Lamina propria usus halus terdiri atas jaringan penyambung jarang dan pembuluh darah dan limfe, serabut-serabut saraf, dan sel-sel otot polos. Tepat di bawah membrana basalis, terdapat lapisan kontinyu sel-sel limfoid penghasil antibodi dan makrofag, membentuk sawar imunologik pada daerah ini. Lamina propria menembus ke dalam inti vili usus, bersama dengan pembuluh darah dan limfe, saraf, jaringan penyambung, miofibroblas, dan sel-sel otot polos. Bercak PEYERI (Peyer’s path).

Submukosa pada bagian permulaan duodenum terdapat kelenjar-kelenjar tubulosa bercabang, bergelung yang bernuara ke dalam kelenjar intestinal yang disebut kelenjar duodenum (Brunner), yang berfungsi menghasilkan glikoprotein netral untuk menetralkan HCl lambung, melindungi mukosa duodenum terhadap pengaruh asam getah lambung, dan mengubah isi usus halus ke pH optimal untuk kerja enzim-enzim penkreas.
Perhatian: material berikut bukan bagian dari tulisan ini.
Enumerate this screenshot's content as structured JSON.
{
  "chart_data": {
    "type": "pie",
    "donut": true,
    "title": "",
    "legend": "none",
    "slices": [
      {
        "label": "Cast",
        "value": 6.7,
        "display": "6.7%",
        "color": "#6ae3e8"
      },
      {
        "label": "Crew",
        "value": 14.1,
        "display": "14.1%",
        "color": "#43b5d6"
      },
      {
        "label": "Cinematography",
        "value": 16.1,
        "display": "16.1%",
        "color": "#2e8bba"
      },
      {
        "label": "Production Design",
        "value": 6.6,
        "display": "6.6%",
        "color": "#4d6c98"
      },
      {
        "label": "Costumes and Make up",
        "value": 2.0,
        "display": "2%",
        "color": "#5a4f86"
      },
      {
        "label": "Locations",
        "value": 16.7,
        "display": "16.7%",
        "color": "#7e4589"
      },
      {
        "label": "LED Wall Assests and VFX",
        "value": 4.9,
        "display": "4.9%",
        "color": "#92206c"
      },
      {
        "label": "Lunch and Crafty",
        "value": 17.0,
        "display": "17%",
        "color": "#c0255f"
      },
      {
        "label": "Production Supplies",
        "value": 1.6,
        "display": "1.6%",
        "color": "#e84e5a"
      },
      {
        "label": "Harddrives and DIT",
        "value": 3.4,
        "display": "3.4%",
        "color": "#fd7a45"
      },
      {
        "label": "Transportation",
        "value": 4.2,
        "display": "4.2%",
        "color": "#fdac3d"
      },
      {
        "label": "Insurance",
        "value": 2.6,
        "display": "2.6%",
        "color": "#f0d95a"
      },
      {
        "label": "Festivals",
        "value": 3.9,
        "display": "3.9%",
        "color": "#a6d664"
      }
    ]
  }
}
Sel-sel kelenjar Brunner mengandung uragastron yaitu suatu hormon yang menghambat sekresi asam klorida lambung.

Disamping kelenjar duodenum, submukosa usus halus sering mengandung nodulus limfatikus. Pengelompokkan nodulus ini membentuk struktur yang dinamakan bercak Peyer.

Pembuluh dan saraf usus halus

Pembuluh darah yang memberi makan usus halus dan berperanan menyingkirkan hasil-hasil pencernaan yang diabsorpsi menembus lapisan otot dan membentuk pleksus yang luas dalam submukosa. Dari submukosa, cabang-cabangnya meluas ke lapisan otot, lamina propria, dan vili.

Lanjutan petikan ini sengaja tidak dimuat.